The Girl on the Train’ plays out like a conventional mystery

It’s the kind of story that could easily fit into a Lifetime movie.

Three stars

The Girl on the Train Emily Blunt, Haley Bennett, Justin Theroux. Directed by Tate Taylor. Rated R. Opens Friday citywide.

For all its misdirections and obfuscations, at heart The Girl on the Train is a pretty conventional mystery with a pretty conventional (and eventually fairly predictable) outcome. Based on the bestselling novel by Paula Hawkins, Train has been marketed as a sort of spiritual successor to Gone Girl, David Fincher’s twisty thriller based on Gillian Flynn’s novel. But while Gone Girl offered up a dark, nasty and psychologically troubling take on the crime genre, Train is much more straightforward, with the kind of story that could easily fit into a Lifetime movie.
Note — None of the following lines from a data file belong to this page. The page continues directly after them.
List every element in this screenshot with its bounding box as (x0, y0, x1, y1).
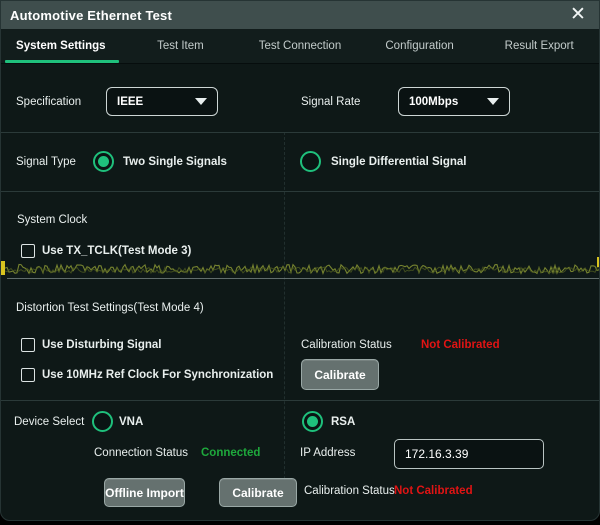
tx-tclk-label: Use TX_TCLK(Test Mode 3) (42, 245, 191, 257)
distortion-calibrate-button[interactable]: Calibrate (301, 359, 379, 390)
connection-status-label: Connection Status (94, 447, 188, 459)
tx-tclk-checkbox[interactable] (21, 244, 35, 258)
rsa-label: RSA (331, 416, 355, 428)
chevron-down-icon (195, 98, 207, 105)
section-divider (1, 191, 599, 192)
title-bar: Automotive Ethernet Test ✕ (1, 1, 599, 29)
close-icon[interactable]: ✕ (567, 4, 589, 26)
signal-rate-dropdown[interactable]: 100Mbps (398, 87, 510, 116)
scope-baseline (7, 278, 600, 279)
scope-waveform (1, 259, 600, 279)
ip-address-input[interactable] (394, 439, 544, 469)
single-differential-signal-label: Single Differential Signal (331, 156, 466, 168)
two-single-signals-label: Two Single Signals (123, 156, 227, 168)
automotive-ethernet-test-dialog: Automotive Ethernet Test ✕ System Settin… (0, 0, 600, 521)
graticule-line (284, 132, 285, 504)
ref-clock-checkbox[interactable] (21, 368, 35, 382)
device-calibration-status-value: Not Calibrated (394, 485, 473, 497)
device-calibration-status-label: Calibration Status (304, 485, 395, 497)
ref-clock-label: Use 10MHz Ref Clock For Synchronization (42, 369, 273, 381)
connection-status-value: Connected (201, 447, 260, 459)
specification-label: Specification (16, 96, 81, 108)
signal-rate-label: Signal Rate (301, 96, 360, 108)
section-divider (1, 132, 599, 133)
radio-vna[interactable] (92, 411, 113, 432)
tab-configuration[interactable]: Configuration (360, 29, 480, 63)
system-clock-title: System Clock (17, 214, 87, 226)
active-tab-underline (5, 60, 119, 63)
device-calibrate-button[interactable]: Calibrate (219, 478, 297, 507)
section-divider (1, 400, 599, 401)
waveform-left-marker (1, 261, 5, 275)
specification-dropdown[interactable]: IEEE (106, 87, 218, 116)
tab-test-connection[interactable]: Test Connection (240, 29, 360, 63)
offline-import-button[interactable]: Offline Import (104, 478, 185, 507)
device-select-label: Device Select (14, 416, 84, 428)
radio-dot (98, 156, 109, 167)
ip-address-label: IP Address (300, 447, 355, 459)
tab-result-export[interactable]: Result Export (479, 29, 599, 63)
window-title: Automotive Ethernet Test (1, 8, 172, 23)
tab-bar: System Settings Test Item Test Connectio… (1, 29, 599, 64)
distortion-title: Distortion Test Settings(Test Mode 4) (16, 302, 204, 314)
signal-type-label: Signal Type (16, 156, 76, 168)
chevron-down-icon (487, 98, 499, 105)
disturbing-signal-checkbox[interactable] (21, 338, 35, 352)
radio-dot (307, 416, 318, 427)
tab-test-item[interactable]: Test Item (121, 29, 241, 63)
distortion-calibration-status-label: Calibration Status (301, 339, 392, 351)
vna-label: VNA (119, 416, 143, 428)
distortion-calibration-status-value: Not Calibrated (421, 339, 500, 351)
radio-rsa[interactable] (302, 411, 323, 432)
radio-two-single-signals[interactable] (93, 151, 114, 172)
radio-single-differential-signal[interactable] (300, 151, 321, 172)
tab-system-settings[interactable]: System Settings (1, 29, 121, 63)
disturbing-signal-label: Use Disturbing Signal (42, 339, 162, 351)
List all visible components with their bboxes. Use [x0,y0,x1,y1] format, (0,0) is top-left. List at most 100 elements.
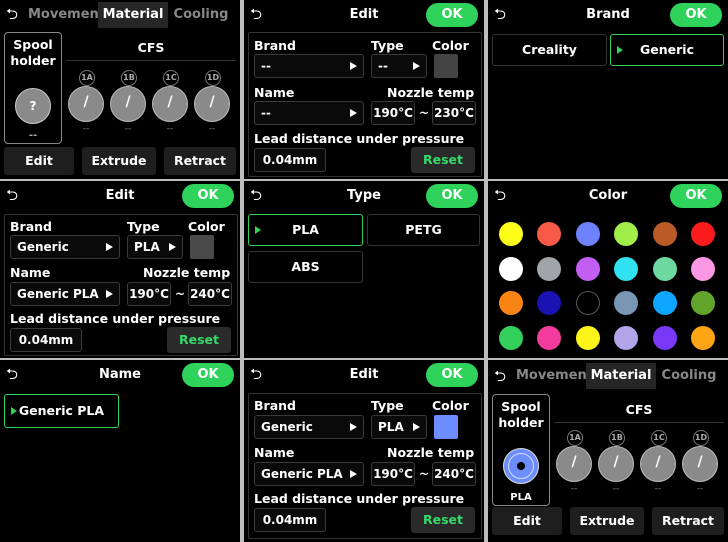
spool-holder-card[interactable]: Spool holder ? -- [4,32,62,144]
color-option[interactable] [614,291,639,315]
color-option[interactable] [499,222,523,246]
slot-id: 1B [609,430,625,446]
tab-movement[interactable]: Movement [28,2,105,28]
ok-button[interactable]: OK [182,184,234,208]
type-item-petg[interactable]: PETG [367,214,480,246]
color-option[interactable] [652,256,677,281]
color-option[interactable] [614,256,639,281]
spool-unknown-icon: ? [29,99,37,113]
reset-button[interactable]: Reset [167,327,231,353]
name-select[interactable]: Generic PLA [10,282,120,306]
nozzle-temp-min[interactable]: 190°C [371,462,415,486]
name-select[interactable]: -- [254,101,364,125]
name-item-generic-pla[interactable]: Generic PLA [4,394,119,428]
back-icon[interactable]: ⮌ [250,186,268,204]
color-option[interactable] [499,256,523,281]
color-option[interactable] [499,325,523,350]
cfs-group: CFS 1A / -- 1B / -- 1C / -- 1D / -- [66,38,236,142]
slot-value: -- [612,484,620,494]
color-option[interactable] [537,222,562,246]
nozzle-temp-max[interactable]: 240°C [432,462,476,486]
extrude-button[interactable]: Extrude [82,147,156,175]
color-option[interactable] [537,291,562,315]
back-icon[interactable]: ⮌ [6,365,24,383]
brand-item-creality[interactable]: Creality [492,34,607,66]
chevron-right-icon [350,470,357,478]
reset-button[interactable]: Reset [411,507,475,533]
color-swatch[interactable] [434,415,458,439]
ok-button[interactable]: OK [426,363,478,387]
type-item-abs[interactable]: ABS [248,251,363,283]
brand-select[interactable]: Generic [254,415,364,439]
name-header: ⮌ Name OK [0,360,240,392]
back-icon[interactable]: ⮌ [250,365,268,383]
name-select[interactable]: Generic PLA [254,462,364,486]
color-option[interactable] [691,222,715,246]
slot-id: 1D [205,70,221,86]
tab-movement[interactable]: Movement [516,363,593,389]
retract-button[interactable]: Retract [164,147,236,175]
nozzle-temp-min[interactable]: 190°C [127,282,171,306]
retract-button[interactable]: Retract [652,507,724,535]
chevron-right-icon [350,423,357,431]
slot-value: -- [570,484,578,494]
chevron-right-icon [413,62,420,70]
color-option[interactable] [537,256,562,281]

At first it’s not quite clear why recently divorced alcoholic Rachel (Emily Blunt) is fixated on the seemingly perfect life of Megan (Haley Bennett), a woman she glimpses every day during her train commute from the suburbs into Manhattan, but the movie gradually reveals the connections among Rachel, Megan, Rachel’s ex-husband Tom (Justin Theroux) and Tom’s new wife Anna (Rebecca Ferguson). Those connections are tested when Megan goes missing, and everyone in her life becomes a suspect in her disappearance.

Did Rachel do something to Megan during a drunken blackout on the night Megan disappeared? The answer to that question turns out to be less interesting than it first appears, and the fractured timeline obscures mostly mundane secrets. But what Train lacks in innovative thrills, it makes up for in engrossing, well-drawn characters, with Blunt and Bennett playing Rachel and Megan as vulnerable, difficult women whose flaws make them easy for others to dismiss, even when they are in obvious pain. As a story of women being manipulated by arrogant men, Train has surprising resonance, but it’s not quite enough to carry the movie.

The direction from Tate Taylor (The Help) has a flat, TV-movie quality, although his reliance on close-ups (particularly of Blunt and Bennett) helps sell the characters’ sense of being trapped in their circumstances. It also makes the story feel a bit limited, and once it’s clear who’s ultimately responsible for the central crime, the movie loses all momentum. The characters are vibrant enough to keep following, but their ordeal lacks the same fascination.